Sharon Olds Nominated for Prestigious U.K. Poetry Award

For only the second time in history, an American has been named a finalist for the Forward Poetry Prize for Best Collection, a prestigious U.K. poetry award. Sharon Olds, nominated for One Secret Thing (Jonathan Cape), joins five other poets, each of them well established in the U.K. poetry scene, in the running for the ten-thousand-pound award, worth roughly sixteen thousand U.S. dollars.

Also nominated for best collection are:
Glyn Maxwell of England for Hide Now (Picador)
Don Paterson of Scotland, who won the Forward Prize for a first collection in 1993, for Rain (Faber and Faber)
Peter Porter of England and Australia, who won the best collection prize in 2002, for Better Than God (Picador)
Christopher Reid of England for A Scattering (Areté Books)
Hugo Williams of England for West End Final (Faber and Faber)

Representing U.S. poetry among the finalists in the two other Forward Poetry Prize categories are Meghan O’Rourke and C. K. Williams. O’Rourke, poetry editor of the Paris Review, was nominated for best debut collection for Halflife (Norton). Williams is in the running for best single poem for "Either/Or," published in the U.K. journal the Poetry Review. The first book honor carries a prize of five thousand pounds (approximately eight thousand dollars), and the single poem award is one thousand pounds (approximately sixteen hundred dollars).

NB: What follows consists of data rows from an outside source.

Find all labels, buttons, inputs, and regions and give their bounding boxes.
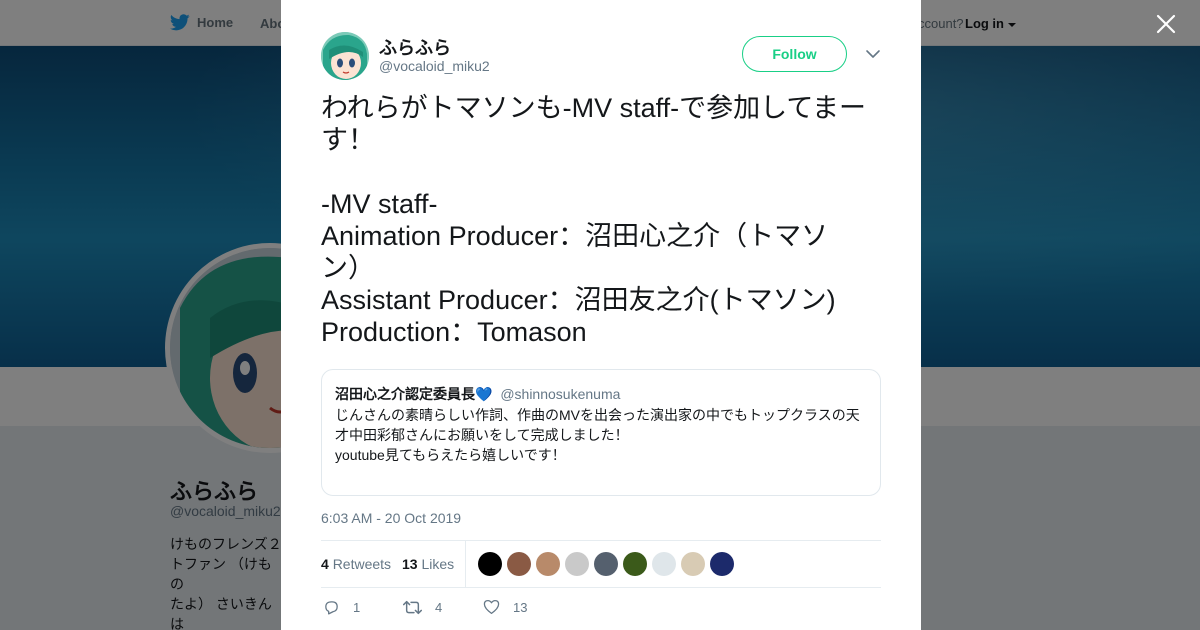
close-icon: [1156, 14, 1176, 34]
tweet-modal: ふらふら @vocaloid_miku2 Follow われらがトマソンも-MV…: [281, 0, 921, 630]
like-button[interactable]: 13: [483, 599, 527, 615]
tweet-timestamp[interactable]: 6:03 AM - 20 Oct 2019: [321, 510, 461, 526]
liker-avatar[interactable]: [623, 552, 647, 576]
liker-avatar[interactable]: [536, 552, 560, 576]
reply-button[interactable]: 1: [323, 599, 360, 616]
liker-avatar[interactable]: [681, 552, 705, 576]
likes-label: Likes: [421, 556, 455, 572]
reply-icon: [325, 601, 338, 615]
likes-stat[interactable]: 13 Likes: [402, 556, 454, 572]
more-options-button[interactable]: [865, 47, 881, 61]
follow-button[interactable]: Follow: [742, 36, 847, 72]
like-count: 13: [513, 599, 528, 615]
liker-avatar[interactable]: [507, 552, 531, 576]
retweets-count: 4: [321, 556, 329, 572]
chevron-down-icon: [866, 50, 880, 58]
liker-avatar[interactable]: [652, 552, 676, 576]
quoted-tweet[interactable]: 沼田心之介認定委員長💙 @shinnosukenuma じんさんの素晴らしい作詞…: [321, 369, 881, 496]
liker-avatar[interactable]: [478, 552, 502, 576]
tweet-actions: 1 4 13: [321, 596, 881, 622]
retweets-stat[interactable]: 4 Retweets: [321, 556, 391, 572]
retweet-count: 4: [435, 600, 443, 615]
quoted-tweet-text: じんさんの素晴らしい作詞、作曲のMVを出会った演出家の中でもトップクラスの天才中…: [335, 407, 860, 463]
tweet-stats: 4 Retweets 13 Likes: [321, 540, 881, 588]
avatar-illustration: [321, 32, 369, 80]
stats-divider: [465, 541, 466, 587]
author-handle[interactable]: @vocaloid_miku2: [379, 58, 490, 74]
reply-count: 1: [353, 600, 361, 615]
close-button[interactable]: [1153, 11, 1179, 37]
liker-avatar[interactable]: [710, 552, 734, 576]
liker-avatar[interactable]: [594, 552, 618, 576]
heart-icon: [483, 599, 500, 615]
retweet-button[interactable]: 4: [403, 599, 442, 616]
retweets-label: Retweets: [332, 556, 392, 572]
likes-count: 13: [402, 556, 418, 572]
quoted-author-name: 沼田心之介認定委員長: [335, 386, 475, 402]
liker-avatars: [478, 552, 739, 576]
blue-heart-emoji: 💙: [475, 386, 493, 402]
liker-avatar[interactable]: [565, 552, 589, 576]
retweet-icon: [403, 600, 422, 615]
author-avatar[interactable]: [321, 32, 369, 80]
tweet-text: われらがトマソンも-MV staff-で参加してまーす！ -MV staff- …: [321, 93, 867, 347]
author-display-name[interactable]: ふらふら: [379, 34, 451, 60]
quoted-tweet-header: 沼田心之介認定委員長💙 @shinnosukenuma: [335, 384, 620, 404]
quoted-author-handle: @shinnosukenuma: [500, 386, 621, 402]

The other debut collection finalists are:
Siân Hughes of England for The Missing (Salt)
Emma Jones of Australia for The Striped World (Faber and Faber)
Meirion Jordan of Wales for Moonrise (Seren)
Lorraine Mariner of England for Furniture (Picador)
J. O. Morgan of England for Natural Mechanical (CB Editions)

The finalists for best poem are:
Paul Farley of England for "Moles" from the Poetry Review
Michael Longley of Ireland for "Visiting Stanley Kunitz" from Irish Pages
Robin Robertson of Scotland for "At Roane Road" from London Review of Books
Elizabeth Speller of England for "Finistère" from the Bridport Prize Anthology
George Szirtes of Hungary and England for "Song" from the Liberal

The book awards are given annually by the Forward Arts Foundation to honor collections published in the U.K. or Ireland between October of the previous year and September of the current year. The eligibility window for poems spans from May of the previous year through April of the current year.

The Forward Prize winners will be announced in London on October 7, on the eve of U.K.’s National Poetry Day. The judges are poets Tishani Doshi, David Harsent, and Jean Sprackland, fiction writer and theatre producer Josephine Hart, and the Guardian’s poetry editor Nicholas Wroe.

For the curious, the first American finalist for best collection was August Kleinzahler, nominated for The Strange Hours Travelers Keep (Faber and Faber) in 2004.